Love and Sexuality
DURHAM -- Blues dynamo Hubert Sumlin laid down some gritty guitar licks on a swaying, clapping, ... Fest's first night sim
DURHAM -- Blues dynamo Hubert Sumlin laid down some gritty guitar licks on a swaying, clapping, crowd at the 19th annual Bull Durham Blues Festival Friday night.
A protégé of blues pioneer Howlin' Woof, Sumlin teamed with fellow headliner Pinetop Perkins, an icon in his own right, to liven up a sometimes soggy night.
"I always enjoy a show. When I was a little kid I knew what I was going to be," he said. "I have one lung. I had a heart attack. I ain't through yet. I got some things I got to do and that's music."
As rain drenched the audience leading up to the main event, Mary Hargrove of Durham huddled under a raincap and umbrella, doing her best to keep her fish dinner dry and in the cardboard container balanced on her beat-bouncing knees.
"We've been muddy before," she said in defiance of the liquid darts bounding off the rainbow sea of umbrellas and plastic sheets cropping up all around her.
"It's a cultural experience to taste the food, see the vendors, come out and have two days of fun," said Donna Spinks of High Point, a 16-year veteran of the festival.
The on-stage pairing of Sumlin and Perkins was as natural as blues lyrics are universal. The Mississippi natives were born in small, neighboring cotton towns -- Sumlin in 1931 in Greenwood and Perkins in 1913 in Belzoni.
In their formative years, they were bathed in the Delta Blues, and each attained legendary stature despite playing second banana to some of the seminal masters of the genre. Sumlin's guitar is the trademark sound on the Howlin' Wolf band's recordings, and Perkins' piano was the musical motor for Muddy Waters' band.
Aside from Howlin' Wolf, he has played with the likes of Albert King, James Cotton, Eric Clapton, the Rolling Stones, and Jimmie and Stevie Ray Vaughan.

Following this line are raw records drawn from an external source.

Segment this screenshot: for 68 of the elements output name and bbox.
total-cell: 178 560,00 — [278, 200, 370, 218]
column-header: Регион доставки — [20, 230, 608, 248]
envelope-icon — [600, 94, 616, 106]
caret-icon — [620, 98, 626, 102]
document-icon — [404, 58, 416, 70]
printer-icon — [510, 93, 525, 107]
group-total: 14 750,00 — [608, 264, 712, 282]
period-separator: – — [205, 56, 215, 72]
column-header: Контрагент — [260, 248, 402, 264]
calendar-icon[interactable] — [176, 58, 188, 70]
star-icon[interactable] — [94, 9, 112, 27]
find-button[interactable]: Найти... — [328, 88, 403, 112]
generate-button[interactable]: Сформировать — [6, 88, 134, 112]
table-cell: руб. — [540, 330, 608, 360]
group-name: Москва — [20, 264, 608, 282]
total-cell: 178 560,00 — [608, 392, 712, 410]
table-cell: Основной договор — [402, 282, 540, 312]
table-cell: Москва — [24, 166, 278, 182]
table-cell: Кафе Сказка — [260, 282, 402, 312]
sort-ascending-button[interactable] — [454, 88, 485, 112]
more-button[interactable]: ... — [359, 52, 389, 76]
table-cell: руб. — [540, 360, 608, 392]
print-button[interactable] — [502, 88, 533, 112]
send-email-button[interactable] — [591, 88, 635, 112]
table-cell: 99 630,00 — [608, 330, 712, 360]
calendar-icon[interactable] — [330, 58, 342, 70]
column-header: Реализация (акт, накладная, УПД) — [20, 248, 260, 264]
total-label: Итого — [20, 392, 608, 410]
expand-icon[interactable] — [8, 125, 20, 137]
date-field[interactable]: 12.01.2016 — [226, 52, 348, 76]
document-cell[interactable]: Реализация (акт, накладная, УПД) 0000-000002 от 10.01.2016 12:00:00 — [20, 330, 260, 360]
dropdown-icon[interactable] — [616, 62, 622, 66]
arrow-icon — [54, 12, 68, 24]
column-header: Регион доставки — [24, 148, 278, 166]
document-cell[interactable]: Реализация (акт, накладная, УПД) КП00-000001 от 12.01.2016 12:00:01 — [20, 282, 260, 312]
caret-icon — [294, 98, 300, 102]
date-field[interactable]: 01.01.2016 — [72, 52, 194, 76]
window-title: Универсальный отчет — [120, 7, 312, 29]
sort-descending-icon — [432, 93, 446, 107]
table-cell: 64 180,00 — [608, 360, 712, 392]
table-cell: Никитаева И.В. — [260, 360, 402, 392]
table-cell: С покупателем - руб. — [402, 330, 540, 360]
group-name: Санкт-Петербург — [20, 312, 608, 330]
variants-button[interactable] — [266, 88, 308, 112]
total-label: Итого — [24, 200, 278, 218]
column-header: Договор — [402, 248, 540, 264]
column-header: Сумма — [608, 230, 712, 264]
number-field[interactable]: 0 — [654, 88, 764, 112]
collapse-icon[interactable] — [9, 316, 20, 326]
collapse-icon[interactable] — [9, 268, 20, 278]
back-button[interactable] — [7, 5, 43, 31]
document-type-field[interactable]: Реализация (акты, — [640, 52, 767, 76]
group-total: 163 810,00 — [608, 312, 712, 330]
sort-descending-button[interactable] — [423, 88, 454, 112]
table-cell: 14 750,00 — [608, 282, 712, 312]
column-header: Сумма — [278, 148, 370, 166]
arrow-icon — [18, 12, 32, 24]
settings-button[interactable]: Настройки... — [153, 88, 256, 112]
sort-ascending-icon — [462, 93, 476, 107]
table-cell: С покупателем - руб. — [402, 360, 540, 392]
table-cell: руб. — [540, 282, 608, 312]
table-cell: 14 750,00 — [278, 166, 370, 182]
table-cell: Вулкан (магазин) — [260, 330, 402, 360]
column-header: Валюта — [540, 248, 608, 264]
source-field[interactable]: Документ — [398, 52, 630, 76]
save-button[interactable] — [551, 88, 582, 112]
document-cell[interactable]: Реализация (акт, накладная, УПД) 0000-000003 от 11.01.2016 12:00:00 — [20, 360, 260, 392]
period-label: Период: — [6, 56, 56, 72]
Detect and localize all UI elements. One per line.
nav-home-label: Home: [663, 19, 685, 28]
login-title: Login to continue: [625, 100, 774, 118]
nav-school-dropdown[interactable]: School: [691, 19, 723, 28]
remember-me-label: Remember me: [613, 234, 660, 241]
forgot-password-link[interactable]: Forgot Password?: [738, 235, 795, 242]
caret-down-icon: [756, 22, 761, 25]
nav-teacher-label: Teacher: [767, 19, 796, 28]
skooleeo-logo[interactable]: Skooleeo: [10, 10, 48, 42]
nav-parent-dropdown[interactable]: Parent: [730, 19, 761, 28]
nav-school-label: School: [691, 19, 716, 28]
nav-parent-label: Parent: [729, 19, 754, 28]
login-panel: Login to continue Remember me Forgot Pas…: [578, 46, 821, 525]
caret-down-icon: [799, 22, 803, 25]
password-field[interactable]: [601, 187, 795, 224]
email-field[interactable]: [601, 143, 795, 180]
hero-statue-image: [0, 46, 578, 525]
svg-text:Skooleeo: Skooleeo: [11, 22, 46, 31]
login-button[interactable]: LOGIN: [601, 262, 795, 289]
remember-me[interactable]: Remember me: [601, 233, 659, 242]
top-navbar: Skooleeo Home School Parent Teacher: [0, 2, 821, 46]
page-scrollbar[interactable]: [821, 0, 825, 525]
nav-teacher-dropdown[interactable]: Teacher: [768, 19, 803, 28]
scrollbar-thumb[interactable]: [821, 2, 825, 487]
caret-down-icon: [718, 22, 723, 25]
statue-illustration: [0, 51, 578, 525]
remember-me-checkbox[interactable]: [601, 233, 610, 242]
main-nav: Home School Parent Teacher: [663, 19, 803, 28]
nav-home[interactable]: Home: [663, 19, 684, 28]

Clapton, Keith Richards, Carlos Santana, Jeff Beck and Jimmy Page are among those who say Sumlin's pioneering guitar sound influenced their styles. Cream, The Doors, Jimi Hendrix and The Grateful Dead are among the groups that have recorded songs Sumlin drafted.
"The Blues Festival is one of our signature festivals, meaning it has achieved national recognition," said Reyn Bowman, president of the Durham Convention and Visitors Bureau.
"About 50 to 60 percent of the people who come to our festivals are nonresidents," Bowman said. "About 40 to 50 percent of the people who come would not come except for the festival that day."
"It's unique and indigenous to Durham" and helps to shape the community's personality for visitor promotion, Bowman said. "The Piedmont Blues were pioneered in Durham as a form of music . . . Because it's pioneered here it's essentially Durham, like country music is to Nashville."
"Piedmont Blues played the way it originally occurred is a kind of upbeat, acoustic blues," he said, "more like Chicago Blues, which is very electronic.
"I don't think we've done enough yet to make that part of the community's personality year-round, and that is what we would intend to do, to encourage clubs to pick up this music," he said.
"The people who organize the festival and go there are ready to embrace a biracial vision of the future based on their common love of great music," said Harry Watson, director of the Center for the Study of the American South at UNC. "I think it shows, first of all, that Durham is aware of its own past because the Piedmont Blues is an important part of Durham's history. Durham was the center of it."
"The blues is a music that originated in American tragedy, poverty, discrimination, suffering," he said. "But it also embodies hope and dignity and incredible vitality. And often that vitality is expressed in enormously lively sexuality."